La Catedral de Pamplona, siglo VI, es la sede metropolitana de la Iglesia de Navarra, y Leire en el siglo VIII es el primero de los grandes monasterios, catedrales, colegiatas y abadías de fundación impulsada por los reyes del reino de Pamplona y Navarra, le siguieron San Juan de la Peña (920), San Martín de Albelda (924), San Millán de la Cogolla (931), Irache (958), Saint Sever (988), catedral de Roda de Isabena (1030), Santa María la Real de Nájera (1052), catedral San Pedro de Jaca (1077), Orreaga (1135), Colegiata de Armentia (1135), La Oliva (1145) e Iranzu (1176). En el año 905, cuando Antso Gartzes I es coronado rey de Pamplona-Iruña, el último de los reyes Aritza, Fortún Garcés, se retira a Leire, donde estaban enterrados su padre, García Enekez, y su abuelo Eneko Aritz, a elegido primer rey de Pamplona, Navarra. Sancho Garcés I (905-925) y sucesores se enterraron en Leire, a su gobierno debemos el esplendor de una construcción románica excepcional (1057). Las sorprendentes columnas de la cripta legerense son un testimonio evidente de la singularidad del monasterio.
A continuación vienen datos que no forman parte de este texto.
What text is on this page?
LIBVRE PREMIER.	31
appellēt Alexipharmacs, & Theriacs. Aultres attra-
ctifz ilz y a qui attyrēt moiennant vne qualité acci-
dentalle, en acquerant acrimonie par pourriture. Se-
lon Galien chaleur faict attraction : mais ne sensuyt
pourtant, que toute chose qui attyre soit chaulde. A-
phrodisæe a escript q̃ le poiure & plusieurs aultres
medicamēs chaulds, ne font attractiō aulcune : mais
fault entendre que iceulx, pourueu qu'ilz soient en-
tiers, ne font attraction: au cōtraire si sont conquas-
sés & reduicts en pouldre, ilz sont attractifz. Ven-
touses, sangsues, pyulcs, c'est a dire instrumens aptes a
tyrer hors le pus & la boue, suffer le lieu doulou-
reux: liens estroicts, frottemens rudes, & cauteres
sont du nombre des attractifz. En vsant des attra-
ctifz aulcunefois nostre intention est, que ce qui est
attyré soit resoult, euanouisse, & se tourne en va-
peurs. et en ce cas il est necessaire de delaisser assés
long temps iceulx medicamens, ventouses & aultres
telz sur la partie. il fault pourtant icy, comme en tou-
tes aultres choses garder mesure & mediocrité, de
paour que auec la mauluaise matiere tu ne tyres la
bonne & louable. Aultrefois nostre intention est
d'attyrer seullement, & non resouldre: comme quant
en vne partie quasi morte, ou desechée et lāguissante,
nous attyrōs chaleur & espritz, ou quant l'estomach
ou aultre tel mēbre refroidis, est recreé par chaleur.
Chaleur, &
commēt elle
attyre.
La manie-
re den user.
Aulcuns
Las Cortes de Navarra tuvieron como miembro nato de las mismas al abad de Leire, además siempre fueron reflejo de la influencia de Leire, y a la vez éste tuvo en ellas su protección, a las que se unió la Diputación del Reino y la Diputación Foral, que salvaron el Monasterio de su total destrucción. La Diputación de Navarra, a una con la Comisión de Monumentos Históricos de Navarra, protegieron a Leire, intensamente deteriorado a partir de la guerra napoleónica y de la primera guerra civil carlista, y en especial por las desamortizaciones. Se puso de relieve no sólo su valor histórico-artístico, sino también el referente memorial del reino que el monasterio ostenta. En 1867, la Diputación y la Comisión consiguieron impedir su venta en subasta y protegerlo con la declaración como monumento histórico. Se inició así un largo camino de recuperación de los edificios y de algunas de sus joyas más significativas, como la arqueta árabe. Una comunidad benedictina castellana en 1954 reinició la vida diaria del monasterio.

Durante las últimas cinco décadas el pueblo y las instituciones de Navarra, honrando la larga historia de defensa de la libertad del pueblo navarro, conmemoran anualmente en este panteón legerense a los reyes navarros, que solamente lo eran previo su juramento de fidelidad al pueblo de Navarra, a los fueros, leyes, costumbres y Constitución propia ante las Cortes de Navarra. Este homenaje, con la presencia de las máximas instituciones de Navarra: las Cortes de Navarra, la presidenta de Navarra y el Gobierno de Navarra, así como alcaldes y representantes municipales y concejiles, debe de ser un reconocimiento al pueblo y a sus gobernantes, que forjaron la unidad de la sociedad política estatal navarra, en una palabra, de las libertades e instituciones realmente republicanas, que hicieron posible la defensa de los derechos civiles, políticos, sociales, lingüísticos, en especial al euskera, económicos y culturales, vitales para la supervivencia de la sociedad navarra.